Les luttes internes perpétuelles entre les forces sociales atteignent leurs points culminants sous forme des clashs violents (révolutions, guerres, etc.) entre les forces nouvelles, jeunes et ascendantes, qui veulent dominer et transformer la société, et les forces sociales établies, sur le déclin, qui font tout leur possible pour maintenir et perpétuer l’ordre existant. C’est de cette manière que la société change, évolue et s’adapte aux nouvelles réalités. C’est la source de tout progrès social mais également de tous les dangers, des guerres et d’autres désastres collectifs. Pour illustrer ce que je viens de dire, je vais prendre quelques exemples concrets de l’histoire moderne.

La Révolution française de 1789 et la Révolution anglaise de 1688 sont deux exemples, qui ont déterminé le cours de l’histoire sur le continent européen et influencé l’histoire mondiale. La première est marquée par une rupture totale avec l’ordre établi, comme résultat d’une lutte brutale, sans compromis, entre les forces émergentes, c’est-à-dire principalement la bourgeoisie, et celles au pouvoir, la monarchie, la noblesse et le clergé. La guillotine en est symboliquement très représentative. Cette rupture avec le passé était non seulement dévastatrice sur le moment, mais a également semé les germes de futures désastres sociaux. En Angleterre, en revanche, l’ordre ancien et l’ordre émergent ont trouvé un compromis, qui a permis la transformation en profondeur et la modernisation de la société anglaise dans la continuité des coutumes et traditions du pays. Les forces en présence ont fait preuve de beaucoup de pragmatisme, évitant ainsi une rupture brutale à la française.

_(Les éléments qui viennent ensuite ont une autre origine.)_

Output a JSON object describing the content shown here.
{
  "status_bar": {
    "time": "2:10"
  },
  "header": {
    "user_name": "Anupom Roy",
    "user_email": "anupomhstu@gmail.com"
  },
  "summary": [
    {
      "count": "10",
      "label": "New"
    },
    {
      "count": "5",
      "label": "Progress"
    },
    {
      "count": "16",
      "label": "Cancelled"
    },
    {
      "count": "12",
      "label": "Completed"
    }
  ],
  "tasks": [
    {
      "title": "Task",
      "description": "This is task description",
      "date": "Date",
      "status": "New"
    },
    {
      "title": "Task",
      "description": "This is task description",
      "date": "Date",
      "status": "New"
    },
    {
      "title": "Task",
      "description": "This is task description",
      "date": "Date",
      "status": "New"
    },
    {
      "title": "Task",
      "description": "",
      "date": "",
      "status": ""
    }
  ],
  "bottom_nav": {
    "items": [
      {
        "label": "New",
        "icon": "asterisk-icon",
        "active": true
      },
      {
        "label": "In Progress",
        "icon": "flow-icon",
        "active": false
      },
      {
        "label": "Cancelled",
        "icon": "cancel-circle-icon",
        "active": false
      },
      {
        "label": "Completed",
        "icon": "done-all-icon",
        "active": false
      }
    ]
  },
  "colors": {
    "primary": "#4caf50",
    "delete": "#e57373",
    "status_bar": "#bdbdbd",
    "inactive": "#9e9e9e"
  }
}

L’exemple le plus marquant actuel est certainement la Chine. La Chine a connu une révolution communiste violente dans des circonstances historiques extrêmement dramatiques, qui représentait une rupture totale avec ses traditions millénaires issues des enseignements taoïstes et confucianistes. Il n’est donc pas surprenant qu’elle ait causé d’immenses souffrances humaines, dont des dizaines de millions de morts. Cependant, sous la direction de Deng Xiaoping, la Chine a connu une seconde révolution, cette fois pacifique, qui consistait en un retour aux traditions ancestrales, tout en ouvrant prudemment la porte à la modernisation de la société. La Chine s’est ainsi ouverte à l’économie de marché, mais sans sa composante capitaliste. Cette combinaison des traditions ancestrales et de la modernité a libéré une énergie et une créativité que le monde n’avait jamais connues auparavant. En l’espace d’une génération, la Chine – où la viande était une denrée rare et où le gouvernement central de Pékin n’avait pas les moyens de chauffer ses bureaux en hiver jusque dans les années 1980 – est devenue la plus grande puissance économique du monde, laissant les États-Unis derrière elle. Par la même occasion, la Chine a commencé à transformer le monde. Grâce à elle, des continents entiers comme l’Asie, l’Afrique ou encore l’Amérique latine ont retrouvé l’espoir de se moderniser et ainsi de sortir de la misère, de l’instabilité et des guerres civiles.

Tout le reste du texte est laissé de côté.